Для испытания Р-16 на 37-й площадке приготовили два старта, чтобы не возникало задержки в случае каких-либо неожиданностей. Под этим словом суеверно скрывалось ожидание аварии. Для простоты и удобства старты различали как правый и левый.
Подготовка к первому пуску началась ранним утром 21 октября. Работа шла по графику: ракету установили на левый стартовый стол, начали предусмотренные инструкцией проверки. Они продолжались до 23 октября. После их завершения решили приступить к заправке, самой ответственной и опасной операции. Предстояло залить почти полторы сотни тонн горючего и окислителя, не только смертельно ядовитых, но и вспыхивающих при малейшем соприкосновении друг с другом.
По инструкции при заправке на площадке остается минимум людей, остальные обязаны покинуть старт. Одних увозят подальше, другие прячутся под землю. Но и Неделин, и Янгель не сомневались в надежности новой ракеты и пренебрегли инструкцией. Ракета им представлялась своей, родной, где-то даже ручной и домашней.

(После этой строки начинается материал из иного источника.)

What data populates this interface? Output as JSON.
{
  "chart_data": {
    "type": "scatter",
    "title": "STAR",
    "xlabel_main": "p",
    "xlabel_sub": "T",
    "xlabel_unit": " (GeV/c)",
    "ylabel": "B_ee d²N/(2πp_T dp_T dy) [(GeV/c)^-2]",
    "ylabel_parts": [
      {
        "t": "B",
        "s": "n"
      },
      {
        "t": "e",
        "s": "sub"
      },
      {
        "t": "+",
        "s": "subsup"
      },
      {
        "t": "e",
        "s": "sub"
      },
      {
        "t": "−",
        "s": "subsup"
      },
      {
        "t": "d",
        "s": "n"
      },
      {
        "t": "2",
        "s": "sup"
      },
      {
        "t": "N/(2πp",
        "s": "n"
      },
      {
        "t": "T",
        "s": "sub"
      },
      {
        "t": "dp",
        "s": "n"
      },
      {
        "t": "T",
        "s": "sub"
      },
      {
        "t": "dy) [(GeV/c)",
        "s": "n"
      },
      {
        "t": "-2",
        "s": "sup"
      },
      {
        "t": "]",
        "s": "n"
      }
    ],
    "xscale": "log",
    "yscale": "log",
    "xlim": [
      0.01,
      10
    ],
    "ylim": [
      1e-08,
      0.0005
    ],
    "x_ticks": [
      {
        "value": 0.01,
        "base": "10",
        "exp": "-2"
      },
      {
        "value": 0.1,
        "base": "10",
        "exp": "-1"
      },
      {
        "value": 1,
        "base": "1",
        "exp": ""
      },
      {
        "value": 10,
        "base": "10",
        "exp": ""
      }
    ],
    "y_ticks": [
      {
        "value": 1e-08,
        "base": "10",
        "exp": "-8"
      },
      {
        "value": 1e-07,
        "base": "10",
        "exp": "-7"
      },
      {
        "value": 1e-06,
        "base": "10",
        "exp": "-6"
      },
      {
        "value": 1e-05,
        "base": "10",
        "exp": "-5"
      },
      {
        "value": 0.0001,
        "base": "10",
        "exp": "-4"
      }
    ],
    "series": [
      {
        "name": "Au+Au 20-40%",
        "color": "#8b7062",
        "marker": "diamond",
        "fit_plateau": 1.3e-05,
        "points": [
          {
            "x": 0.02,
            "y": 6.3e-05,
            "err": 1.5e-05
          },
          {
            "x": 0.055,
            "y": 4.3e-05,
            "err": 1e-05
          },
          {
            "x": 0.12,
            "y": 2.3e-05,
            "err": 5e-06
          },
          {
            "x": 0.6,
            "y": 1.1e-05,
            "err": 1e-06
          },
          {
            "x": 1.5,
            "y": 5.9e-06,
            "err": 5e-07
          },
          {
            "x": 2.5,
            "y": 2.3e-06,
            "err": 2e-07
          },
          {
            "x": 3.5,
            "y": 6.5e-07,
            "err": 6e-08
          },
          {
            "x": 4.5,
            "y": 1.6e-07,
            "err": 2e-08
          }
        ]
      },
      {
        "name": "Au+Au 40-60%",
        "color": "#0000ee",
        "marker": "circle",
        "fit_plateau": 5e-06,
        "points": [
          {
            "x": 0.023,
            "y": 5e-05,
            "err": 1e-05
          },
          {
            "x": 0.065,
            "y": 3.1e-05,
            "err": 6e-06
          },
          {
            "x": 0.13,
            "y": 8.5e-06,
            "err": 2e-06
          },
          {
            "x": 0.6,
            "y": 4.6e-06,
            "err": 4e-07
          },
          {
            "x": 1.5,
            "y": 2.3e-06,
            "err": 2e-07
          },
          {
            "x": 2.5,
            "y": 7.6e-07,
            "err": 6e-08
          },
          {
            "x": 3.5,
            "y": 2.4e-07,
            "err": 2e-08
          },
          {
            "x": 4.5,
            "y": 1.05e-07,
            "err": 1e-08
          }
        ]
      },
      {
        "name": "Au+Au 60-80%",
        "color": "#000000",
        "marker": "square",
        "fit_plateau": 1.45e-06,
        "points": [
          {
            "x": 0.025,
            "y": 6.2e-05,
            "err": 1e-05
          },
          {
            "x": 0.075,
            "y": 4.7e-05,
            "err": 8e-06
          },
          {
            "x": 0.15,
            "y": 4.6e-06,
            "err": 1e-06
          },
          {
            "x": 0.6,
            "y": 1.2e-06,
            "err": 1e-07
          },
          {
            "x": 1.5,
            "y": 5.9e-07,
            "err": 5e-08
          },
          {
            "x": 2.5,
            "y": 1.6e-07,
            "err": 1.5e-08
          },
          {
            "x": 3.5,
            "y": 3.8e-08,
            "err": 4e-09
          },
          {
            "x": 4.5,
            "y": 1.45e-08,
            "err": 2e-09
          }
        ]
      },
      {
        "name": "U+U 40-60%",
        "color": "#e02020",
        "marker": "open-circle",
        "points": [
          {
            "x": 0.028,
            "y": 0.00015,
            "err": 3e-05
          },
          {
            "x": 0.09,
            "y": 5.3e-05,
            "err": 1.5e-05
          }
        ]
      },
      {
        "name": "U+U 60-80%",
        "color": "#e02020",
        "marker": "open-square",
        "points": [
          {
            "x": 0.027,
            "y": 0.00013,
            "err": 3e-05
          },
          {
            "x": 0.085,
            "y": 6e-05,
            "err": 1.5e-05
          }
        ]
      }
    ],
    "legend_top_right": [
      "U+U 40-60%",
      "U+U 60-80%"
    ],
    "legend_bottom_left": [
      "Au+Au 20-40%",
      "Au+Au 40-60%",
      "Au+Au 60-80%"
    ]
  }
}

Нет ничего опасней, когда со сложной техникой начинают держаться запанибрата, теряют чувство дистанции. Техника требует к себе обращения на «Вы» и жестоко мстит за любые вольности. Тогда, в первые годы ракетного бума, многие уверовали, что ракеты более не таят в себе неожиданностей. Все исследовано, изучено, понято — пуски превратились в рутину. Конечно, нельзя исключить неполадки, не без этого, но о них старались не думать. Жизнь, казалось, давала тому подтверждение. Серия неудач с «семерками» отошла в прошлое. Р-12 и Р-14 стартовали одна за другой, подтверждая правильность заложенных инженерных решений. Возникла иллюзия вседозволенности.
Когда у Неделина запросили разрешение приступить к заправке ракеты, он только кивнул головой и потянулся в карман за ручкой. Требовалась его подпись. Топтавшийся рядом начальник стартовой позиции засуетился, поблизости не оказалось ни стола, ни стула. Тогда он подставил свой объемистый дерматиновый секретный портфель с коричневой блямбой пластилиновой печати у замка. Неделин не глядя подписал протокол.
Начальник стартовой позиции не уходил, мялся. Наконец он решился пригласить маршала в бункер. В его обязанности входило следить за соблюдением установленного порядка. Неделин сделал шаг в направлении тяжелой окрашенной зеленой краской металлической двери, скрывавшей круто уходящие вниз узкие ступени, но в последний момент передумал. Он махнул рукой: «Начинайте» — и отошел шагов на десять от ракеты. Его примеру последовали члены комиссии. За ними потянулись промышленники — представители многочисленных конструкторских бюро и заводов, принимавших участие в создании ракеты.